The stunning Adrianne Palicki, in particular, gives her best performance of the season and perhaps even the best of her career. The conflict and guilt she feels are displayed in so many compelling yet minor mannerisms that leave no doubt about what she’s thinking and feeling every second she’s on screen. Palicki eats up every scene she’s in, shining with an impressive talent that is not displayed often in modern Hollywood.
Klyden was designed as a character the audience is supposed to hate and often makes heinous decisions and says horrific things — especially in this episode — but a fair degree of sympathy is warranted. The influence of tradition is powerful and can corrupt even the best of people. Though he is firmly entrenched as the villain once he says that he wishes Topa had never been born, his point of view is still understandable. He has lost all say over his child and knows better than anyone else the shame and ridicule that will befall Topa if the gender reassignment surgery is reversed. Klyden is very much in the wrong, but in an understandable and relatable way, to a certain extent.

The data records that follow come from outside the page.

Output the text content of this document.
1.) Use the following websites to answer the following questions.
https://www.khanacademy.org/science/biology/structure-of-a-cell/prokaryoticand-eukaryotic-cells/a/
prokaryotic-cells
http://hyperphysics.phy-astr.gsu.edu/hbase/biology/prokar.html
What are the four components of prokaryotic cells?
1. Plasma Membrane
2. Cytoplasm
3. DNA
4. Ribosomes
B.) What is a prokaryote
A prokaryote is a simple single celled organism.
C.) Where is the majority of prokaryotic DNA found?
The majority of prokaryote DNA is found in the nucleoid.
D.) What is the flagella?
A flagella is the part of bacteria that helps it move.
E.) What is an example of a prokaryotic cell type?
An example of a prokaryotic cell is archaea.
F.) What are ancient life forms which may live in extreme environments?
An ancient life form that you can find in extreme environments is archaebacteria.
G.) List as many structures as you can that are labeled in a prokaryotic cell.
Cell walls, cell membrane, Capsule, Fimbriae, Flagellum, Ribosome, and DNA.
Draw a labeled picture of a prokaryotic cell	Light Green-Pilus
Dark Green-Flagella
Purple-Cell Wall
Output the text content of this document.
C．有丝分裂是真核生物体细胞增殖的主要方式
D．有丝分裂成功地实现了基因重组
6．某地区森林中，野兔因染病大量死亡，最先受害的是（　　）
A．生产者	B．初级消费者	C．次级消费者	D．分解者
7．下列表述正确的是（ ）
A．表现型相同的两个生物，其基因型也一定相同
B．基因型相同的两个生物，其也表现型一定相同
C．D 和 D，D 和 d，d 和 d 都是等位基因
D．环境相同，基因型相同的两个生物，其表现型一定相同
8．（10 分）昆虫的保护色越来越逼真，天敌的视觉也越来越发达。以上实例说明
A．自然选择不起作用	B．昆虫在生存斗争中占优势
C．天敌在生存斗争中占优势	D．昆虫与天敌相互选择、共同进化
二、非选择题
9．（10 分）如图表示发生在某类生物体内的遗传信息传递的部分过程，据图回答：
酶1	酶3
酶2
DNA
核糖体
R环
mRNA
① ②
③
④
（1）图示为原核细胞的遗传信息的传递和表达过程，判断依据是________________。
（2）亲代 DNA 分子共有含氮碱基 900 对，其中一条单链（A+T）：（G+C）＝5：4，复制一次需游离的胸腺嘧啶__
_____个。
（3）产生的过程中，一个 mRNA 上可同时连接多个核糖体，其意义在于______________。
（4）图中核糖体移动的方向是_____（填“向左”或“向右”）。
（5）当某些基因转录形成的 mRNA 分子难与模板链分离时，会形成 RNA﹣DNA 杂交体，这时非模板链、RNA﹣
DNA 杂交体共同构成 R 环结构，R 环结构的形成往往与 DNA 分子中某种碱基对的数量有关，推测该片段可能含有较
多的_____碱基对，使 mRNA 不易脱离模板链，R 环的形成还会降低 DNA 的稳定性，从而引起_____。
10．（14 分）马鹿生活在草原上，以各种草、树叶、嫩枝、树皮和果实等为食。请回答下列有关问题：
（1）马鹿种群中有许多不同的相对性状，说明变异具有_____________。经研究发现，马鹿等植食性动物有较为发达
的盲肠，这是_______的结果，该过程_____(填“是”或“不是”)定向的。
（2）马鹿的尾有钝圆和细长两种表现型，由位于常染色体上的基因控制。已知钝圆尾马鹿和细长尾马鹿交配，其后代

“A Tale of Two Topas” may divide much of the fanbase, either because of its lack of action and focus on characters or because of the modern-day political narratives which can be created around it by both sides. However, it is still extremely well written, with three-dimensional characters embodied by talented actors. This episode is incredibly enjoyable and thought-provoking in all the best ways that Star Trek and The Orville are known for being.
This episode is incredibly enjoyable and thought-provoking in all the best ways that Star Trek and The Orville are known for being.